Le député national Gary Sakata propose de réformer le code pénal congolais pour supprimer les travaux forcés et la servitude pénale. Le texte, déposé à l’Assemblée nationale, vise à remplacer ces sanctions par des peines d’emprisonnement conformes aux normes internationales des droits de l’homme.
L’élu de Bagata (Kwilu) a présenté et défendu ce mardi une proposition de loi visant à moderniser la législation pénale de la République démocratique du Congo. Gary Sakata qualifie les peines actuelles de « coloniales, racistes et inhumaines », estimant qu’elles sont incompatibles avec les principes fondamentaux de la Constitution congolaise.
Des sanctions héritées de l’époque coloniale
Dans son argumentaire, le député souligne le caractère discriminatoire de la servitude pénale, une peine dont l’origine remonte au Moyen âge. Gary Sakata rappelle que durant la colonisation, seuls les Congolais étaient condamnés à la servitude pénale, tandis que les Européens ne payaient que des amendes.
Selon le parlementaire, condamner un citoyen à la servitude pénale revient à le traiter comme un esclave.
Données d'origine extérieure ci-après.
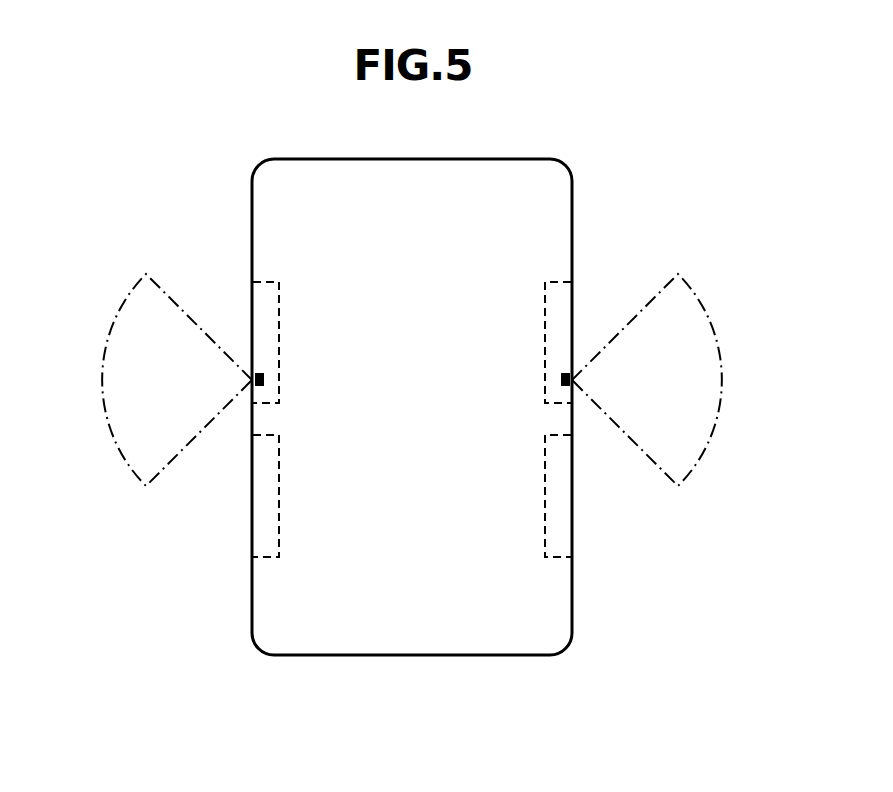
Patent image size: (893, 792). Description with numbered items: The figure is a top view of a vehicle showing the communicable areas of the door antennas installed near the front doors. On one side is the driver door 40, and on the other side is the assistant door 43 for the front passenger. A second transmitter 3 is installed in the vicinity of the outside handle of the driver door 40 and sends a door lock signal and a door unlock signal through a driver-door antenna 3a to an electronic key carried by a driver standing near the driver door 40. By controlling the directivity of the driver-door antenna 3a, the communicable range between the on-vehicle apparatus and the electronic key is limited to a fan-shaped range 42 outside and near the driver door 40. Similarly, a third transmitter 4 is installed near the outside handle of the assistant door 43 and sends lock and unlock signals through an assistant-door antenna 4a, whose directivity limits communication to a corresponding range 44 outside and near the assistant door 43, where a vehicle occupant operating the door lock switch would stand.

The second transmitter 3 is at (504, 410).
The driver-door antenna 3a is at (561, 381).
The third transmitter 4 is at (311, 401).
The assistant-door antenna 4a is at (264, 379).
The driver door 40 is at (563, 303).
The communicable range 42 is at (703, 308).
The assistant door 43 is at (258, 302).
The communicable range 44 is at (121, 302).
Cette pratique contredit les articles 16 et 61 de la Constitution, qui interdisent formellement le travail forcé ou obligatoire en RDC.
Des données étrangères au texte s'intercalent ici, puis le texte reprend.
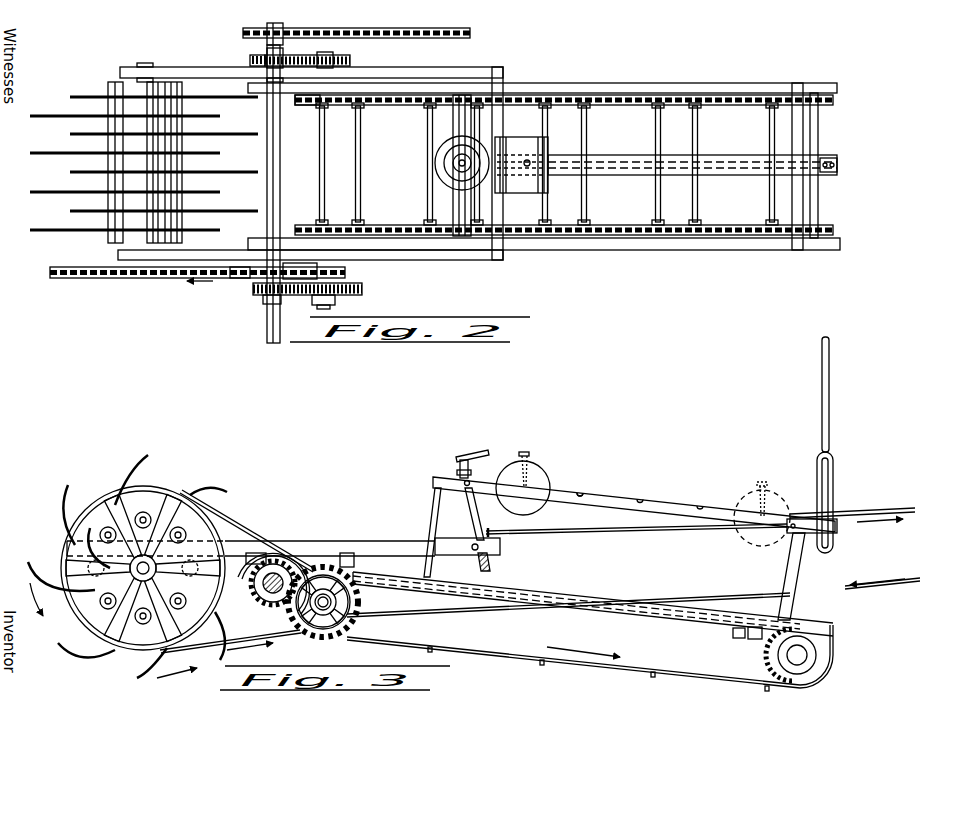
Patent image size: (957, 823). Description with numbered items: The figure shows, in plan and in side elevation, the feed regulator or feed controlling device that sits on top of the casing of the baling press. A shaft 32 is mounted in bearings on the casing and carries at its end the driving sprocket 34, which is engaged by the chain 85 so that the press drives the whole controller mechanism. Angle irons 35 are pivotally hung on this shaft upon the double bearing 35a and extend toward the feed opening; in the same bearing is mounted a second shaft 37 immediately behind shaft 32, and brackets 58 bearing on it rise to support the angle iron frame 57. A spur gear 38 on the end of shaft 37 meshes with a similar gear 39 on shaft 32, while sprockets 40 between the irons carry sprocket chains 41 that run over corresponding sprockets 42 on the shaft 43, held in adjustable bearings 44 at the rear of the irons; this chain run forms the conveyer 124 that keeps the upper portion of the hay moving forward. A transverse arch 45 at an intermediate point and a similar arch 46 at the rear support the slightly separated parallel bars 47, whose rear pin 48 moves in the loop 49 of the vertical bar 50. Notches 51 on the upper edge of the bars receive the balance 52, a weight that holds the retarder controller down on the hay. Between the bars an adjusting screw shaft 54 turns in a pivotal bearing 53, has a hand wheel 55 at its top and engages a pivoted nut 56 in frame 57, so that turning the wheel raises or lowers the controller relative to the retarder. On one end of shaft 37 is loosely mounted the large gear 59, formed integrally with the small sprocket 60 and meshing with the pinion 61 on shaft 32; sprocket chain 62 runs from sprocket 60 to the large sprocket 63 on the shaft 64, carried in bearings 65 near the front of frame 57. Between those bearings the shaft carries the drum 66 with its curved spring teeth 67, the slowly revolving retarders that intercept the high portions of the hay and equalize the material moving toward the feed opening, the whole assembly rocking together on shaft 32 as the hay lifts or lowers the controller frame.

In FIG. 2, the shaft 32 is at (265, 320).
In FIG. 3, the shaft 32 is at (277, 573).
In FIG. 2, the driving sprocket 34 is at (285, 32).
In FIG. 2, the angle irons 35 is at (522, 88).
In FIG. 3, the angle irons 35 is at (523, 590).
In FIG. 3, the double bearing 35a is at (297, 570).
In FIG. 2, the shaft 37 is at (330, 305).
In FIG. 3, the shaft 37 is at (323, 593).
In FIG. 2, the spur gear 38 is at (350, 62).
In FIG. 2, the spur gear 39 is at (257, 57).
In FIG. 2, the sprockets 40 is at (307, 105).
In FIG. 2, the sprocket chains 41 is at (638, 102).
In FIG. 3, the sprocket chains 41 is at (500, 655).
In FIG. 3, the sprockets 42 is at (760, 655).
In FIG. 3, the shaft 43 is at (798, 660).
In FIG. 3, the adjustable bearings 44 is at (823, 640).
In FIG. 2, the arch 45 is at (450, 125).
In FIG. 3, the arch 45 is at (435, 505).
In FIG. 2, the arch 46 is at (803, 203).
In FIG. 3, the arch 46 is at (800, 568).
In FIG. 2, the parallel bars 47 is at (705, 160).
In FIG. 3, the parallel bars 47 is at (668, 507).
In FIG. 3, the pin 48 is at (830, 523).
In FIG. 3, the loop 49 is at (833, 467).
In FIG. 3, the vertical bar 50 is at (829, 372).
In FIG. 3, the notches 51 is at (640, 499).
In FIG. 2, the balance 52 is at (508, 142).
In FIG. 3, the balance 52 is at (540, 470).
In FIG. 3, the pivotal bearing 53 is at (470, 480).
In FIG. 3, the adjusting screw shaft 54 is at (477, 520).
In FIG. 2, the hand wheel 55 is at (440, 183).
In FIG. 3, the hand wheel 55 is at (462, 457).
In FIG. 3, the pivoted nut 56 is at (478, 558).
In FIG. 2, the frame 57 is at (440, 258).
In FIG. 3, the frame 57 is at (500, 545).
In FIG. 3, the brackets 58 is at (345, 553).
In FIG. 2, the large gear 59 is at (362, 288).
In FIG. 3, the large gear 59 is at (360, 602).
In FIG. 2, the small sprocket 60 is at (318, 272).
In FIG. 3, the small sprocket 60 is at (303, 627).
In FIG. 2, the pinion 61 is at (268, 300).
In FIG. 3, the pinion 61 is at (263, 565).
In FIG. 2, the sprocket chain 62 is at (237, 279).
In FIG. 3, the large sprocket 63 is at (105, 553).
In FIG. 2, the shaft 64 is at (148, 280).
In FIG. 3, the bearings 65 is at (117, 555).
In FIG. 2, the drum 66 is at (120, 92).
In FIG. 3, the drum 66 is at (127, 632).
In FIG. 3, the curved spring teeth 67 is at (132, 477).
In FIG. 2, the chain 85 is at (433, 30).
In FIG. 3, the chain 85 is at (875, 512).
In FIG. 2, the conveyer 124 is at (726, 202).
Une peine jamais appliquée depuis 1973
Le député constate également une incohérence juridique concernant les travaux forcés. Bien que cette peine soit régulièrement prononcée par les cours et tribunaux depuis 1973, elle n’a jamais été mise en œuvre.
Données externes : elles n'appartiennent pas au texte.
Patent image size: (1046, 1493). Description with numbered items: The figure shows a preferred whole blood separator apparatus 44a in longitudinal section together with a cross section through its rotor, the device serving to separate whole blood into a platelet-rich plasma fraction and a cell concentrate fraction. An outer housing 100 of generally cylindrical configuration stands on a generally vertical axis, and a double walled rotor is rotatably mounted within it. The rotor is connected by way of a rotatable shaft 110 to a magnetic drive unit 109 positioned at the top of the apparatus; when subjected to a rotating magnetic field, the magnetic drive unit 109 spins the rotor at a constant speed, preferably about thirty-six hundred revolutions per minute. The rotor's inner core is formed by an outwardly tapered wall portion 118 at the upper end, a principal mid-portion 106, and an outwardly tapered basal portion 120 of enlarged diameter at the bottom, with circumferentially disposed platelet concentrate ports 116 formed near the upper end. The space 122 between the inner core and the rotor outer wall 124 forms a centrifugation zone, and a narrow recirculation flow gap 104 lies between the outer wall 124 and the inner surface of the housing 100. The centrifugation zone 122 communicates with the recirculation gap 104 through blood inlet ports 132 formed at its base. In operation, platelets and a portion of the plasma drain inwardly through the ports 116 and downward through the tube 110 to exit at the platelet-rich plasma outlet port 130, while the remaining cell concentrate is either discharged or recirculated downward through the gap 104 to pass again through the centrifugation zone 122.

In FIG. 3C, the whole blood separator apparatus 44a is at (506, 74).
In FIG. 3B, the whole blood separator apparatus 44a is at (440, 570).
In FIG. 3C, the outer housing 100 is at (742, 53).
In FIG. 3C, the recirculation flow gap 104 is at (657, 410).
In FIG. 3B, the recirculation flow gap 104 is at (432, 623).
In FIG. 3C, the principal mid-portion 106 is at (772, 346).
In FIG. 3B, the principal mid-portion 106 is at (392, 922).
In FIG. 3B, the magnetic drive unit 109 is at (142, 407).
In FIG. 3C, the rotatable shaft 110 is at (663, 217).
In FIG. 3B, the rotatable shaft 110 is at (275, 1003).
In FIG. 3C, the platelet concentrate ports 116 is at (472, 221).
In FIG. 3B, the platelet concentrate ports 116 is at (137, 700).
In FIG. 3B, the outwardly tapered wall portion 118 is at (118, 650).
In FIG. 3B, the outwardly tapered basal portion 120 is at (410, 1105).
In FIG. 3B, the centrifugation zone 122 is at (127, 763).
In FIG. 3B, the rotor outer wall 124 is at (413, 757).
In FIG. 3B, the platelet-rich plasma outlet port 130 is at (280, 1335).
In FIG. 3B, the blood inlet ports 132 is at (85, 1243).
L’application des travaux forcés était conditionnée par une ordonnance présidentielle fixant les mesures d’exécution, un texte qui n’a jamais été signé en plus de cinquante ans. Déclarée recevable par la plénière, la proposition de loi est désormais entre les mains de la commission politique, administrative et juridique (PAJ) pour un examen approfondi de cinq jours.